Enfin, élément forcément plus polémique : le budget. L'exemple le plus marquant de la différence de force de frappe entre les clubs français et leurs adversaires est la finale de Champions Cup. La Rochelle, vainqueur, possède un budget de 25 millions d'euros. Le Leinster, lui, de 15 millions. Une différence énorme de dix millions d'euros. Les clubs de l'URC ont donc moins la possibilité de recruter des stars. Idem pour le championnat d'Angleterre, où le salary-cap est désormais inférieur à celui du Top 14 (5,81 millions d'euros contre 10,7 millions d'euros). Les clubs français ont donc un avantage conséquent sur leurs adversaires financier.

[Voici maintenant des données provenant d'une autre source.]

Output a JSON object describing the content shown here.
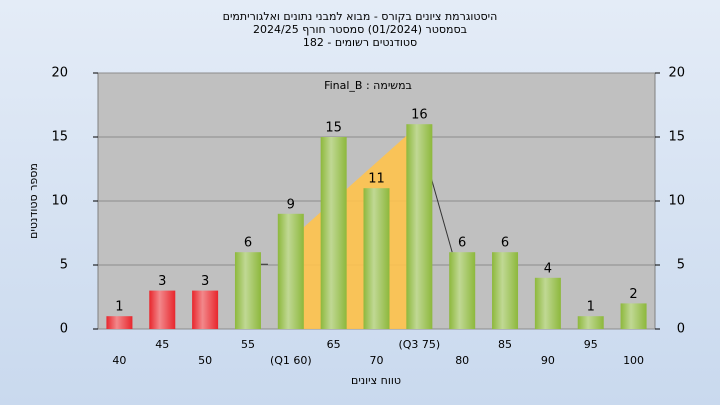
{
  "chart_data": {
    "type": "bar",
    "title": [
      "היסטוגרמת ציונים בקורס - מבוא למבני נתונים ואלגוריתמים",
      "בסמסטר  (01/2024)  סמסטר חורף 2024/25",
      "182 - סטודנטים רשומים"
    ],
    "annotation": "Final_B : במשימה",
    "ylabel": "מספר סטודנטים",
    "xlabel": "טווח ציונים",
    "categories": [
      "40",
      "45",
      "50",
      "55",
      "(Q1 60)",
      "65",
      "70",
      "(Q3 75)",
      "80",
      "85",
      "90",
      "95",
      "100"
    ],
    "values": [
      1,
      3,
      3,
      6,
      9,
      15,
      11,
      16,
      6,
      6,
      4,
      1,
      2
    ],
    "colors": [
      "#e8262c",
      "#e8262c",
      "#e8262c",
      "#8db83c",
      "#8db83c",
      "#8db83c",
      "#8db83c",
      "#8db83c",
      "#8db83c",
      "#8db83c",
      "#8db83c",
      "#8db83c",
      "#8db83c"
    ],
    "ylim": [
      0,
      20
    ],
    "yticks": [
      0,
      5,
      10,
      15,
      20
    ],
    "y2lim": [
      0,
      20
    ],
    "y2ticks": [
      0,
      5,
      10,
      15,
      20
    ],
    "grid": true
  }
}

Avantage financier, mais également physique de ce fait pour les Français. Le staff des Bleus, sans le meilleur du monde pour ce qui est de la préparation physique, a fait profiter le Top 14 qui actuellement domine la scène européenne. Il sera alors intéressant d'observer les évolutions de rapports de forces dès la saison prochaine, avec des clubs anglais moins fatigués et surtout, l'arrivée des franchises sud-africaines.